All I can say is it’s a good thing you have no influence on policy since it is clearly not something you understand.
The EU has been effectively regulating cleaner emissions from their vehicles for many years. This ain’t new.
By the way, “society” does not transition to cleaner vehicles. It takes regulatory and government actions to properly recognize the cost of externalities (e.g. carbon tax) and police big automakers (e.g. dieselgate). The free market left to its own devices will quite happily poison everyone in exchange for more profits
Anyways, now that I’m refreshed, I’ll tackle this.
Government intervention eventually leads to cronyism at worst, artificially higher prices at best (and sometimes both). If the goal of the EU is as noble as you say it is, they would never have permitted such ridiculous caveats, loopholes and corporate “outs” that hilariously exist for companies to game the system.
But then that’s by design, isn’t it?
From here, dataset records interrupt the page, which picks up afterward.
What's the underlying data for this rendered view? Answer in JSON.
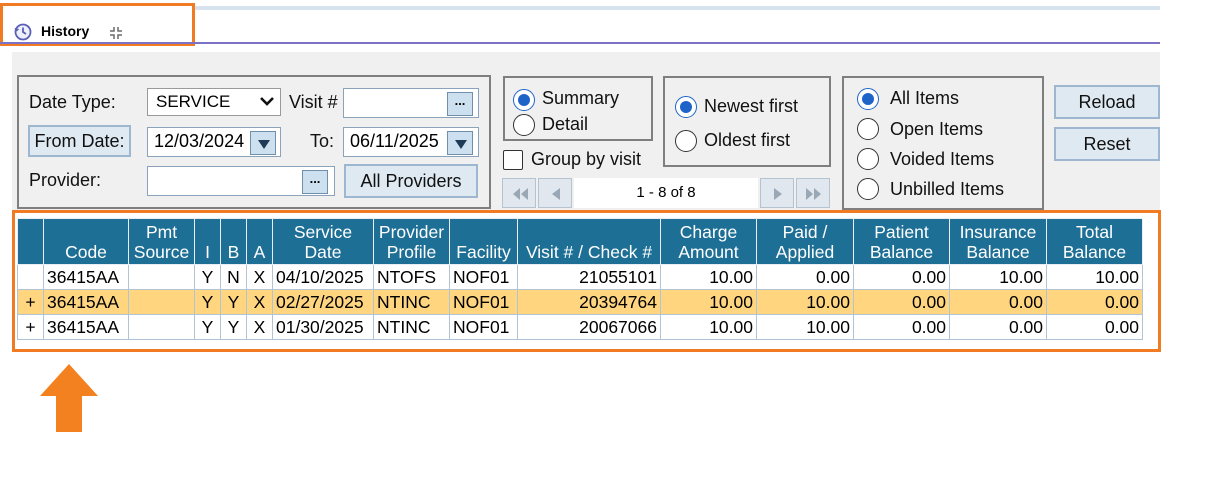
{
  "tab": {
    "title": "History",
    "icon": "history-icon",
    "collapse_icon": "collapse-icon"
  },
  "filters": {
    "date_type_label": "Date Type:",
    "date_type_value": "SERVICE",
    "visit_label": "Visit #",
    "visit_value": "",
    "from_date_button": "From Date:",
    "from_date_value": "12/03/2024",
    "to_label": "To:",
    "to_value": "06/11/2025",
    "provider_label": "Provider:",
    "provider_value": "",
    "all_providers_button": "All Providers",
    "browse_label": "..."
  },
  "view": {
    "summary": "Summary",
    "detail": "Detail",
    "selected": "Summary"
  },
  "group_by_visit": {
    "label": "Group by visit",
    "checked": false
  },
  "sort": {
    "newest": "Newest first",
    "oldest": "Oldest first",
    "selected": "Newest first"
  },
  "pager": {
    "text": "1 - 8 of 8"
  },
  "items_filter": {
    "all": "All Items",
    "open": "Open Items",
    "voided": "Voided Items",
    "unbilled": "Unbilled Items",
    "selected": "All Items"
  },
  "actions": {
    "reload": "Reload",
    "reset": "Reset"
  },
  "table": {
    "columns": [
      "",
      "Code",
      "Pmt Source",
      "I",
      "B",
      "A",
      "Service Date",
      "Provider Profile",
      "Facility",
      "Visit # / Check #",
      "Charge Amount",
      "Paid / Applied",
      "Patient Balance",
      "Insurance Balance",
      "Total Balance"
    ],
    "rows": [
      [
        "",
        "36415AA",
        "",
        "Y",
        "N",
        "X",
        "04/10/2025",
        "NTOFS",
        "NOF01",
        "21055101",
        "10.00",
        "0.00",
        "0.00",
        "10.00",
        "10.00"
      ],
      [
        "+",
        "36415AA",
        "",
        "Y",
        "Y",
        "X",
        "02/27/2025",
        "NTINC",
        "NOF01",
        "20394764",
        "10.00",
        "10.00",
        "0.00",
        "0.00",
        "0.00"
      ],
      [
        "+",
        "36415AA",
        "",
        "Y",
        "Y",
        "X",
        "01/30/2025",
        "NTINC",
        "NOF01",
        "20067066",
        "10.00",
        "10.00",
        "0.00",
        "0.00",
        "0.00"
      ]
    ],
    "selected_row": 1
  },
  "colors": {
    "header_bg": "#1e6f96",
    "selected_row": "#ffd580",
    "highlight": "#f07b22",
    "accent": "#1e64c8"
  }
}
The role of government, when it comes to populist policy and regulation, is to firmly plant itself in the middle of transactions and make companies responsible to their whims, and not those of their customers. Lobbying, therefore, suddenly becomes an industry in and of itself as a protective measure against the policy, and a buffer between the threat of fines and the expectations of consumers. That’s why lobbying is such big business now, and the increasing need for lobbying is literally the government’s insurance policy against being left out of the supply-demand equation which is the simplest, purest and most efficient way of enacting change (think back to the early 2000’s spike in oil prices where consumers demanded ultra efficient vehicles, and the market provided them).
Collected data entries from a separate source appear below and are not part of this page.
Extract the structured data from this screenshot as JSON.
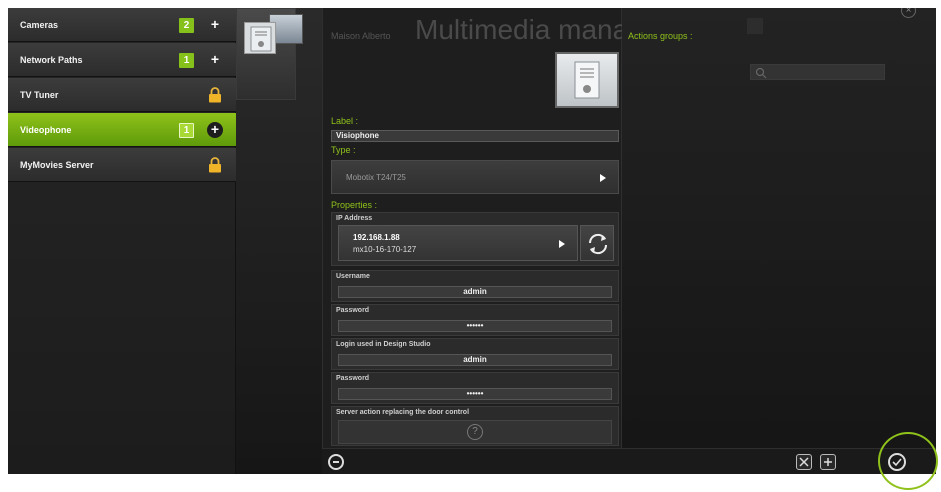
{
  "sidebar": {
    "items": [
      {
        "label": "Cameras",
        "count": "2",
        "action": "+"
      },
      {
        "label": "Network Paths",
        "count": "1",
        "action": "+"
      },
      {
        "label": "TV Tuner"
      },
      {
        "label": "Videophone",
        "count": "1",
        "action": "+"
      },
      {
        "label": "MyMovies Server"
      }
    ]
  },
  "panel": {
    "owner": "Maison Alberto",
    "title": "Multimedia management",
    "label_caption": "Label :",
    "label_value": "Visiophone",
    "type_caption": "Type :",
    "type_value": "Mobotix T24/T25",
    "properties_caption": "Properties :",
    "ip_caption": "IP Address",
    "ip_value": "192.168.1.88",
    "ip_host": "mx10-16-170-127",
    "username_caption": "Username",
    "username_value": "admin",
    "password_caption": "Password",
    "password_value": "••••••",
    "login_ds_caption": "Login used in Design Studio",
    "login_ds_value": "admin",
    "password2_caption": "Password",
    "password2_value": "••••••",
    "server_action_caption": "Server action replacing the door control",
    "help_glyph": "?"
  },
  "right": {
    "actions_groups": "Actions groups :"
  },
  "colors": {
    "accent": "#8fc21a",
    "background": "#1a1a1a"
  },
  "icons": [
    "plus-icon",
    "lock-icon",
    "refresh-icon",
    "play-arrow-icon",
    "minus-icon",
    "x-icon",
    "plus-square-icon",
    "check-icon",
    "search-icon",
    "close-icon",
    "help-icon"
  ]
}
The proof of the silliness that so often tags along with populist policies is even playing out in our back yard, where the NDP’s 25% increase in the carbon tax is now up against rapidly rising gas prices. This has concerned the Premier to the point where he might introduce gas rebates. Tax meet rebate. D’oh!
Our society is over governed and over regulated. And what has that accomplished other than pad the coffers of government and its legions of dependents? Not a hell of a lot, when Fiat can call up Elon Musk and negotiate a deal to circumvent billions in emissions “fines.”
Ultimately the above will fall on deaf ears before someone who wants more government, depends on government and feels lost without government. Regulation, policy, rules and limits yield comfort and security for some, unnecessary overreach and restrictions for others.